I live in a country hailed by UNICEF as the best country for (white) children and teenagers to grow up in, a curious nomination as I traverse the halls of its educational systems every day. I live in a country where recently the government stepped down because they had to admit that for years the tax department targeted and labeled low income families with foreign sounding names and/or immigrant backgrounds as fraudulent and gave them unfair harsh treatment, with incredible results. Some lost homes, families broke up, some even had their children removed. We are talking about 26000 parents.
There was a “scathing” report in which there was admission of having targeted ‘groups of people’, but they refrained from using the term ‘racism’, because well… So the government stepped down, while leaving the perpetrators on their jobs, well, stepped down…. It is Corona after all, so they will continue to keep working and receive a paycheck. Oh, and in two months there are new elections, so you can vote for them again. The main guy in charge, publicly cried mea culpa but stays on as leader of the party and hopes people will vote for him again in two months to become leader of the country, again. He feels bad about the whole affair, but it all wasn’t really his fault, and he will learn his lesson. This is the same guy who in 2008 was convicted, then secretary of state, of ethnic profiling Somalian families. He is still learning his lesson apparently. But the Dutch government has promised to do a study on institutional racism. Perhaps they are better served with a study on integrity and accountability. And those families? They now have a better leg to stand on if they choose to sue the government. Because that’s how it works in the happiest place to grow up.

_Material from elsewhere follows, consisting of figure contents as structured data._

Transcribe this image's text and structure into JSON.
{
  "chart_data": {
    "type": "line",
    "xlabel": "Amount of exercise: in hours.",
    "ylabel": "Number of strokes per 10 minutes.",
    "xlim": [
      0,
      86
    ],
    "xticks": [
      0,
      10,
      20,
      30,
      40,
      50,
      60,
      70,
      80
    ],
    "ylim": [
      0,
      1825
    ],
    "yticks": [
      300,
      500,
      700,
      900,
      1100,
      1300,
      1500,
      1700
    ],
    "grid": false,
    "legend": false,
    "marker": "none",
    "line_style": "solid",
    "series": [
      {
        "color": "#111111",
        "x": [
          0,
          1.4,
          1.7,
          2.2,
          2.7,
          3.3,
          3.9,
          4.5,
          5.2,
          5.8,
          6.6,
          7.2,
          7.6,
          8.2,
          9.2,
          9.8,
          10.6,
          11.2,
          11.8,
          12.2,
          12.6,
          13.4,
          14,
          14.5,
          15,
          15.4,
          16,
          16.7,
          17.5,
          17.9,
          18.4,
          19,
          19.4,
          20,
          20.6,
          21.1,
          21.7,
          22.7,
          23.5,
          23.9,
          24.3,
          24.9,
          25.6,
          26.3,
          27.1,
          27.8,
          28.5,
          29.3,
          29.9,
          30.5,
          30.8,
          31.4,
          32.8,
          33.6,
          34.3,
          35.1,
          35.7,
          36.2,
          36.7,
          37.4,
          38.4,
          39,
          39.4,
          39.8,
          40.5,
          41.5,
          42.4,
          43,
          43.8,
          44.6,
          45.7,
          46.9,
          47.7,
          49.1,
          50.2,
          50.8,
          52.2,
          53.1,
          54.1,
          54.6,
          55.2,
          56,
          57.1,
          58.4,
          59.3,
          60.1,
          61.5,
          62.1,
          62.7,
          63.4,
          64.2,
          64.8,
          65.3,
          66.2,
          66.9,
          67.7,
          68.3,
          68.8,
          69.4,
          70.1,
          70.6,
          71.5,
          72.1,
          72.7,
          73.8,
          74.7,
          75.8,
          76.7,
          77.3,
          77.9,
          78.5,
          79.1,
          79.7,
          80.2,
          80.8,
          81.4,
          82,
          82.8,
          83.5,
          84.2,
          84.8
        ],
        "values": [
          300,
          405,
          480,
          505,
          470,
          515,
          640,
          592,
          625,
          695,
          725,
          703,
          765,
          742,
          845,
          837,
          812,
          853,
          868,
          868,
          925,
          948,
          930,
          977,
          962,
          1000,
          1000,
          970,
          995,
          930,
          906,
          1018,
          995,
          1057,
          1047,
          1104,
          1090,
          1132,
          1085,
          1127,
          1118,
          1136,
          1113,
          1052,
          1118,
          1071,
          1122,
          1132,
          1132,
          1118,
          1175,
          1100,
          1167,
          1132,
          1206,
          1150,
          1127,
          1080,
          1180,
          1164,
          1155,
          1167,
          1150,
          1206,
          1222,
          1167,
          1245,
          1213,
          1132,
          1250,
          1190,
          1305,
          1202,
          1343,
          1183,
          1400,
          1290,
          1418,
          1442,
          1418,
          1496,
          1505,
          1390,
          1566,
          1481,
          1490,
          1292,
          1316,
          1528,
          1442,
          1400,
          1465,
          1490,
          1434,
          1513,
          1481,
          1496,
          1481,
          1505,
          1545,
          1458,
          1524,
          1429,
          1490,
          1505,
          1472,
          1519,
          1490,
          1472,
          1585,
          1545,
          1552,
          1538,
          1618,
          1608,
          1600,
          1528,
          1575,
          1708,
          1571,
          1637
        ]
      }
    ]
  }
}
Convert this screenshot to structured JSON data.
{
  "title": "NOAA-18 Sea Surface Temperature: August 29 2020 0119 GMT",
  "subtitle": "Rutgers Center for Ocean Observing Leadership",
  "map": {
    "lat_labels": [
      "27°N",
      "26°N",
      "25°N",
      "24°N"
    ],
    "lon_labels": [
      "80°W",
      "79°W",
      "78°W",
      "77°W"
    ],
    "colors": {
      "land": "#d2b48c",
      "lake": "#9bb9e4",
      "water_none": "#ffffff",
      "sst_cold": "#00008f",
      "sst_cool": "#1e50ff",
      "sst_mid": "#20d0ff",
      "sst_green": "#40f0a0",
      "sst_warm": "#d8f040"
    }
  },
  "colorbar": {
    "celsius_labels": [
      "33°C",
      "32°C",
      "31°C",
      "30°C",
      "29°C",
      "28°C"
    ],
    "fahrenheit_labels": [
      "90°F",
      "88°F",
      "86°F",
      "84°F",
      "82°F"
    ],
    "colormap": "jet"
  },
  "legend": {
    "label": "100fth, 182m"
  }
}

I have worked in the city of The Hague, the international city of peace and justice, where recently a new conglomerate came to a fall. A partnership between private and public companies came together to start a program for unemployed and young people to help them gain access to employment. That same guy opened the program with much fanfare. Two years in the money is gone, mostly into the pockets of the organizers and the service deliverers. Hardly anybody has found a job, and nobody can explain why the money never reached the people it was supposed to help. Another mea culpa and oh well. This new model of working, this public-private partnerships ‘so we can have broader impact’ is also the new model in higher education and one of the main reasons why I left, exactly because of what happened here.
I hail from a country where not all Republicans are racist, but many racists and white supremacists have used the Republican party to live out their angst and fragility about…. about what really? And between these two countries, where white supremacy reigns, poor and brown people remain engaged in an ever ongoing fight to be more than an ‘oh, well’ side note, and inclusion seems an ever illusive ideal, it is hard not to get discouraged at times. And then there was the inauguration. It really started the day before with a memorial for those who lost their lives to the pandemic and honoring those on the front lines. It started with a moment of silence and some respect.
The inauguration itself was opened by a performer who has always used her art to touch many and speak her truth. There was the black female brigadier who used sign language, because you know, it matters. There was the Puerto Rican singer, justice Sotomayor, Biden, Harris, Garth Brooks, and more, and it mattered. We were treated to vision and purpose, and some much needed first steps in healing. But the biggest medicine came from a 22 year old, dressed like the sunshine and with the grace of a ballerina. Her words brought much needed medicine. She was a reminder of why we need to uphold our young people, of their promise. About how we need to work to make our countries be places for real to be legitimate places where they can be happy to grow up. I cannot speak for others, but for me a little bit of the cynicism was lifted, I became a little more hopeful, and can dust myself to go at it again.